Farm Sanctuary allows people the option to adopt an animal, which can mean physically bringing the animal home with them as long as the environment is suitable or people can spend time with them at the facility.
“Once they come to Farm Sanctuary they are friends, not food. Once they come here they’re companion animals,” Baur said.
Baur also told stories of inhumane treatment done to farm animals and that he would find live animals left in trash cans. Baur said that the dairy industry is not talked about as much as it should be.
At dairy farms when a female cow gives birth the calf is immediately taken away from the mother. If the calf is a female it is allowed to mature, but if the calf is a male it is slaughtered.
“The veal industry was created for those unwanted male cows produced from dairy farms,” Baur said.
Baur also said that free-range or cage-free animal products may not be exactly what they seem.
“Free range only requires animals have access to the outdoors. Those labels tend to sound a lot better than they are,” Baur said.

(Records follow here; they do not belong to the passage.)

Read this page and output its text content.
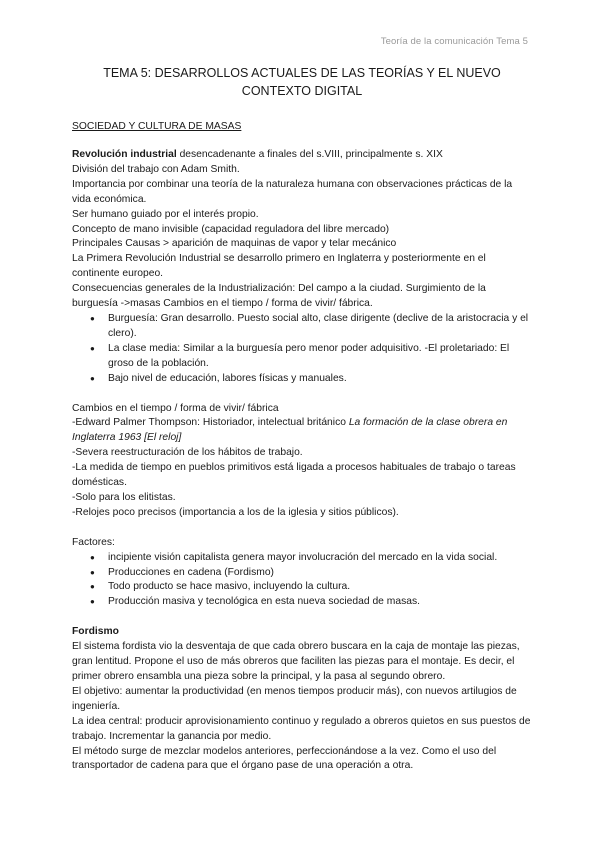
Teoría de la comunicación Tema 5
TEMA 5: DESARROLLOS ACTUALES DE LAS TEORÍAS Y EL NUEVO
CONTEXTO DIGITAL
SOCIEDAD Y CULTURA DE MASAS

Revolución industrial desencadenante a finales del s.VIII, principalmente s. XIX

División del trabajo con Adam Smith.

Importancia por combinar una teoría de la naturaleza humana con observaciones prácticas de la vida económica.

Ser humano guiado por el interés propio.

Concepto de mano invisible (capacidad reguladora del libre mercado)

Principales Causas > aparición de maquinas de vapor y telar mecánico

La Primera Revolución Industrial se desarrollo primero en Inglaterra y posteriormente en el continente europeo.

Consecuencias generales de la Industrialización: Del campo a la ciudad. Surgimiento de la burguesía ->masas Cambios en el tiempo / forma de vivir/ fábrica.

● Burguesía: Gran desarrollo. Puesto social alto, clase dirigente (declive de la aristocracia y el clero).
● La clase media: Similar a la burguesía pero menor poder adquisitivo. -El proletariado: El groso de la población.
● Bajo nivel de educación, labores físicas y manuales.

Cambios en el tiempo / forma de vivir/ fábrica

-Edward Palmer Thompson: Historiador, intelectual británico La formación de la clase obrera en Inglaterra 1963 [El reloj]

-Severa reestructuración de los hábitos de trabajo.

-La medida de tiempo en pueblos primitivos está ligada a procesos habituales de trabajo o tareas domésticas.

-Solo para los elitistas.

-Relojes poco precisos (importancia a los de la iglesia y sitios públicos).

Factores:

● incipiente visión capitalista genera mayor involucración del mercado en la vida social.
● Producciones en cadena (Fordismo)
● Todo producto se hace masivo, incluyendo la cultura.
● Producción masiva y tecnológica en esta nueva sociedad de masas.

Fordismo

El sistema fordista vio la desventaja de que cada obrero buscara en la caja de montaje las piezas, gran lentitud. Propone el uso de más obreros que faciliten las piezas para el montaje. Es decir, el primer obrero ensambla una pieza sobre la principal, y la pasa al segundo obrero.

El objetivo: aumentar la productividad (en menos tiempos producir más), con nuevos artilugios de ingeniería.

La idea central: producir aprovisionamiento continuo y regulado a obreros quietos en sus puestos de trabajo. Incrementar la ganancia por medio.

El método surge de mezclar modelos anteriores, perfeccionándose a la vez. Como el uso del transportador de cadena para que el órgano pase de una operación a otra.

In regards to cage-free, Baur said that the animals are getting a little bit more space but they still have debeaked because they’re still in close quarters.
Baur said that the problem with the long-standing practices of this industry is that people tend to rationalize and make excuses for this kind of treatment by saying that animals are not like humans or that they don’t have souls.
“We usually have to rationalize something we don’t feel good about,” Baur said.